27 Nov, 2019By: Mary Helen Sprecher
The economic forecast for the holiday season is good, with the National Retail Federation predicting a record-high amount of spending in the U.S.In fact, the current forecast shows an increase of about 4 percent over that of last year, with total spending expected to reach more than $727 billion. In fact, an estimated 165.3 million peopleare likely to shop throughout the five-day holiday blitz between Thanksgiving Day through Cyber Monday.
And part of their spending will come in the form of sports – including not just apparel but tickets to events (including out-of-town competitions requiring travel).
Harnessing the power of the holidays for sports events isn’t anything news. With schools closing for approximately two weeks bracketing the holiday season, youth tournaments have proliferated in basketball and football. But by far, the most well-attended events held across the U.S. are 5Ks, fun runs and walks.
The weekend before Christmas is traditionally a gold mine for retailers – however, it’s not quite as big for this side of the industry. Savvy event directors know people are tapped out, financially as the month stretches on, and are unlikely to be enthusiastic about the prospect of committing money to something personal. In fact, later in the month, the number of 5Ks and other fun runs drops off sharply, according to Running In The USA. And many people are just plain uninspired to exercise. They’ll start up the first of the year; hence the popularity of New Year’s Resolution runs, walks, tennis blitzes and more. (Those first few weekends are also great times for recruiting new participants.)
And it’s obviously working; these statistics bear it out:
4,000-plus: Number of foot races listed on Running In The USAthat are scheduled between the last weekend in November and the weekend after Christmas (and before New Year’s), as of press time. Many use terms like Jingle Bell, St. Nick, Santa, Holiday and Mistletoe.
There is an enormous drop-off in events toward the end of the month, but they pick up starting starting on and around New Year’s Eve and have names that use the words, Resolution, New Year and New Start.
60: Percentage of U.S. shoppers who spend money on themselves during past holidays (including purchases of sporting goods), according to the National Retail Federation
19: Percentage of gifts to others that are sports-related (including sporting goods and tickets to sports events), according to the NRF.
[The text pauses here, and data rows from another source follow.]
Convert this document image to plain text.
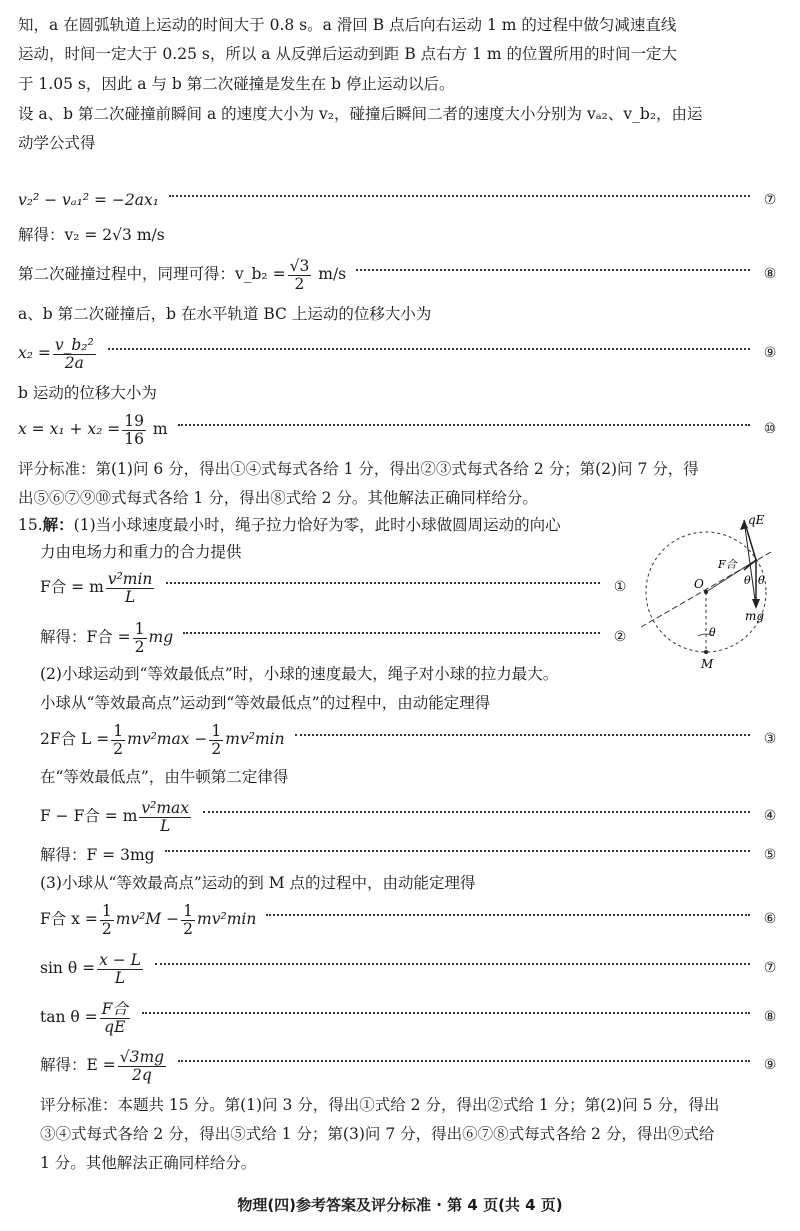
知，a 在圆弧轨道上运动的时间大于 0.8 s。a 滑回 B 点后向右运动 1 m 的过程中做匀减速直线
运动，时间一定大于 0.25 s，所以 a 从反弹后运动到距 B 点右方 1 m 的位置所用的时间一定大
于 1.05 s，因此 a 与 b 第二次碰撞是发生在 b 停止运动以后。
设 a、b 第二次碰撞前瞬间 a 的速度大小为 v₂，碰撞后瞬间二者的速度大小分别为 vₐ₂、v_b₂，由运
动学公式得
v₂² − vₐ₁² = −2ax₁	⑦
解得：v₂ = 2√3 m/s
第二次碰撞过程中，同理可得：v_b₂ = $\frac{√3}{2} m/s$	⑧
a、b 第二次碰撞后，b 在水平轨道 BC 上运动的位移大小为
$x_2 = \frac{\text{v\_b₂²}}{2a}$	⑨
b 运动的位移大小为
$x = x_1 + x_2 = \frac{19}{16}$ m	⑩
评分标准：第(1)问 6 分，得出①④式每式各给 1 分，得出②③式每式各给 2 分；第(2)问 7 分，得
出⑤⑥⑦⑨⑩式每式各给 1 分，得出⑧式给 2 分。其他解法正确同样给分。
15.解：(1)当小球速度最小时，绳子拉力恰好为零，此时小球做圆周运动的向心
力由电场力和重力的合力提供
F合 = m v²min
L
①
解得：F合 = $\frac{1}{2}$ mg	②
(2)小球运动到“等效最低点”时，小球的速度最大，绳子对小球的拉力最大。
小球从“等效最高点”运动到“等效最低点”的过程中，由动能定理得
2F合 $L = \frac{1}{2} mv^2\max - \frac{1}{2} mv^2\min$	③
在“等效最低点”，由牛顿第二定律得
F − F合 = m v²max
L
④
解得：F = 3mg	⑤
(3)小球从“等效最高点”运动的到 M 点的过程中，由动能定理得
F合 $x = \frac{1}{2} mv^2M - \frac{1}{2} mv^2\min$	⑥
$\sin \theta = \frac{x - L}{L}$	⑦
tan θ = F合
qE
⑧
解得：$E = \frac{√3mg}{2q}$	⑨
评分标准：本题共 15 分。第(1)问 3 分，得出①式给 2 分，得出②式给 1 分；第(2)问 5 分，得出
③④式每式各给 2 分，得出⑤式给 1 分；第(3)问 7 分，得出⑥⑦⑧式每式各给 2 分，得出⑨式给
1 分。其他解法正确同样给分。
qE
F合
O	θ θ
mg
θ
M
物理(四)参考答案及评分标准 · 第 4 页(共 4 页)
So what actually works to bring in people? Here are a few hints:
- Form partnerships with local sporting goods stores (independent running shoe stores or tennis pro shops, for example) and hold pre-event activities in order to satisfy the ‘shop local’ crowd.
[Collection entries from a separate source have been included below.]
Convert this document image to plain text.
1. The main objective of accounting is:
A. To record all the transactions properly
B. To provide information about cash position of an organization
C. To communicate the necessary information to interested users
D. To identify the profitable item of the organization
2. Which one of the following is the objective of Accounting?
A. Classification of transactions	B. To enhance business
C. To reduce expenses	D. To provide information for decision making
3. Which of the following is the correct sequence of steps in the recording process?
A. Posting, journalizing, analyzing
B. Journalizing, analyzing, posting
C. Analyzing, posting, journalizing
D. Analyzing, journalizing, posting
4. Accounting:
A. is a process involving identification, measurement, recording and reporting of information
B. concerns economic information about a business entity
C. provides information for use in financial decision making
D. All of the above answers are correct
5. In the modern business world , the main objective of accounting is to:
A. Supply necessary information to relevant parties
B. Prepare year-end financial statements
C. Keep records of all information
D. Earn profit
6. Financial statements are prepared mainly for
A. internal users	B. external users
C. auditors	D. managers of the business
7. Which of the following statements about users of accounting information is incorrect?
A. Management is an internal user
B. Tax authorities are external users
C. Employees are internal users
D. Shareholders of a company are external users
- Play on the bucket-list image: market events as a milestone, a girls’ weekend away, a man-cation (or for kids, an event adjacent to a theme park could be attractive as a gift)
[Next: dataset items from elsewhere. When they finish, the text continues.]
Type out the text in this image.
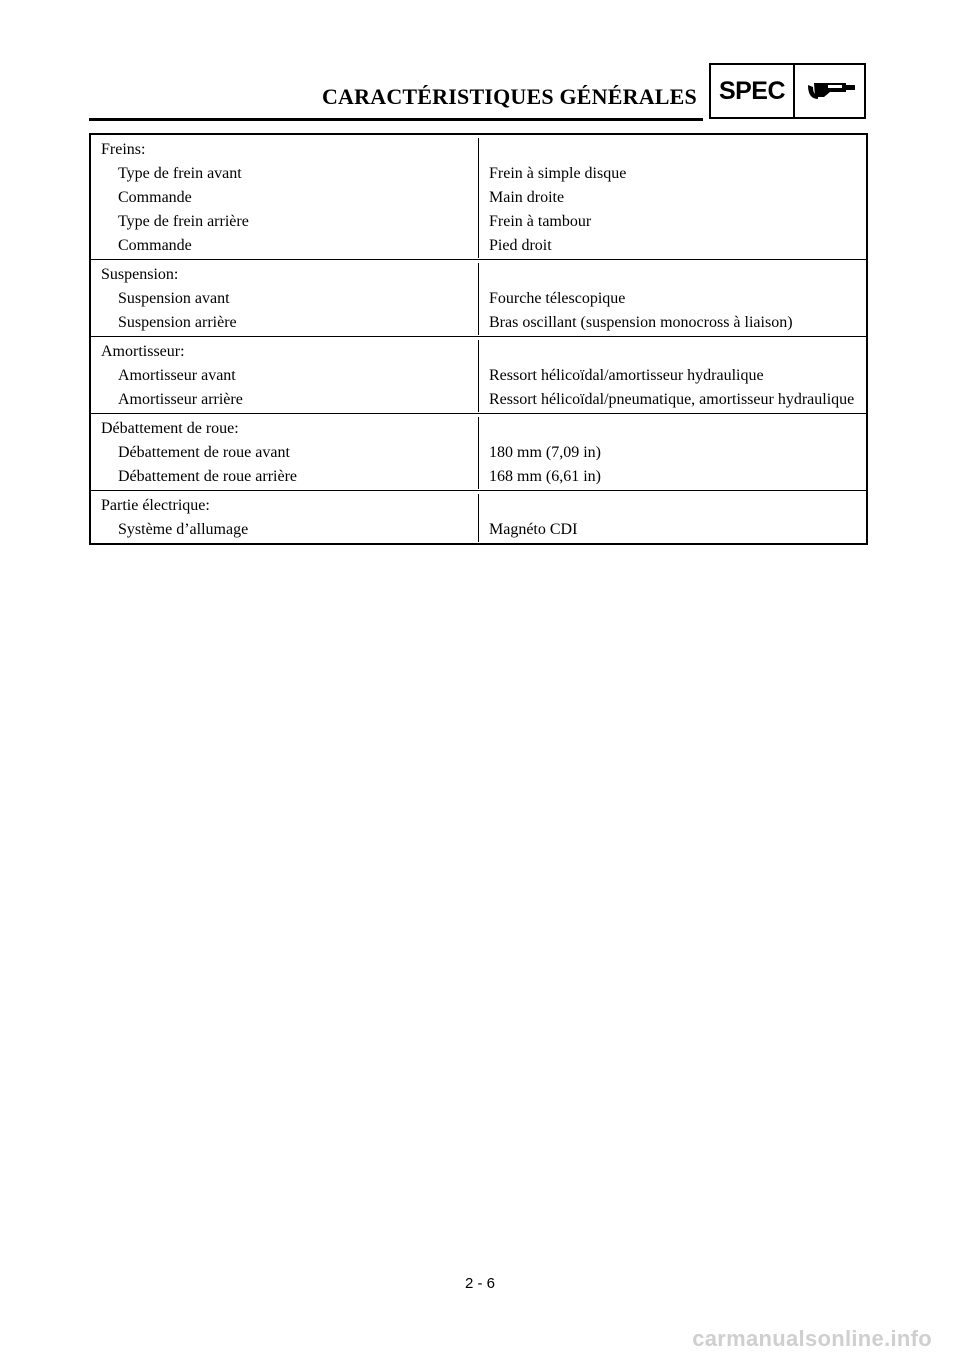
CARACTÉRISTIQUES GÉNÉRALES SPEC
Freins:
Type de frein avant	Frein à simple disque
Commande	Main droite
Type de frein arrière	Frein à tambour
Commande	Pied droit
Suspension:
Suspension avant	Fourche télescopique
Suspension arrière	Bras oscillant (suspension monocross à liaison)
Amortisseur:
Amortisseur avant	Ressort hélicoïdal/amortisseur hydraulique
Amortisseur arrière	Ressort hélicoïdal/pneumatique, amortisseur hydraulique
Débattement de roue:
Débattement de roue avant	180 mm (7,09 in)
Débattement de roue arrière	168 mm (6,61 in)
Partie électrique:
Système d’allumage	Magnéto CDI
2 - 6
carmanualsonline.info
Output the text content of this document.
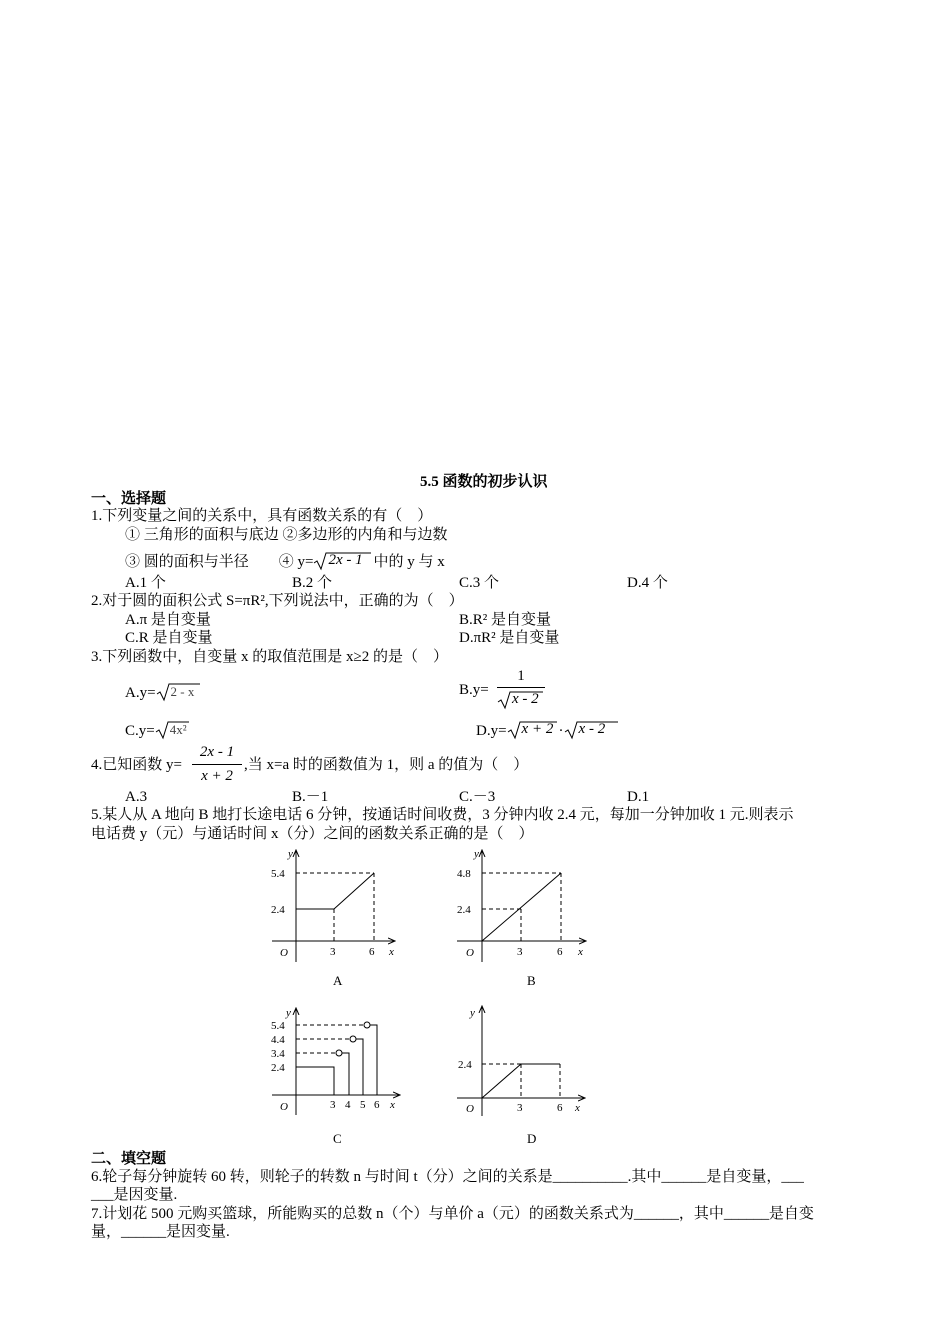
5.5 函数的初步认识
一、选择题
1.下列变量之间的关系中，具有函数关系的有（　）
① 三角形的面积与底边 ②多边形的内角和与边数
③ 圆的面积与半径　　④ y= 2x - 1 中的 y 与 x
A.1 个	B.2 个	C.3 个	D.4 个
2.对于圆的面积公式 S=πR²,下列说法中，正确的为（　）
A.π 是自变量	B.R² 是自变量
C.R 是自变量	D.πR² 是自变量
3.下列函数中，自变量 x 的取值范围是 x≥2 的是（　）
A.y= 2 - x	B.y=
1
x - 2
C.y= 4x²	D.y= x + 2 · x - 2
4.已知函数 y=
2x - 1
x + 2
,当 x=a 时的函数值为 1，则 a 的值为（　）
A.3	B.－1	C.－3	D.1
5.某人从 A 地向 B 地打长途电话 6 分钟，按通话时间收费，3 分钟内收 2.4 元，每加一分钟加收 1 元.则表示
电话费 y（元）与通话时间 x（分）之间的函数关系正确的是（　）
y
x
O
5.4
2.4
3	6
A
y
x
O
4.8
2.4
3	6
B
y
x
O
5.4
4.4
3.4
2.4
3 4 5 6
C
y
x
O
2.4
3	6
D
二、填空题
6.轮子每分钟旋转 60 转，则轮子的转数 n 与时间 t（分）之间的关系是__________.其中______是自变量，___
___是因变量.
7.计划花 500 元购买篮球，所能购买的总数 n（个）与单价 a（元）的函数关系式为______，其中______是自变
量，______是因变量.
- For events on or after the first of the year, get the New Year’s Resolution crowd excited in participating in something that welcomes beginners (or even offers a special category for them)
- Stay away from dates late in the month of December since more people are overcommitted, less moneyed and undermotivated
Properly presented, an event can be the most wonderful time of the year. Just like Santa, make a list and check it twice to make sure you’re doing all you can to promote it.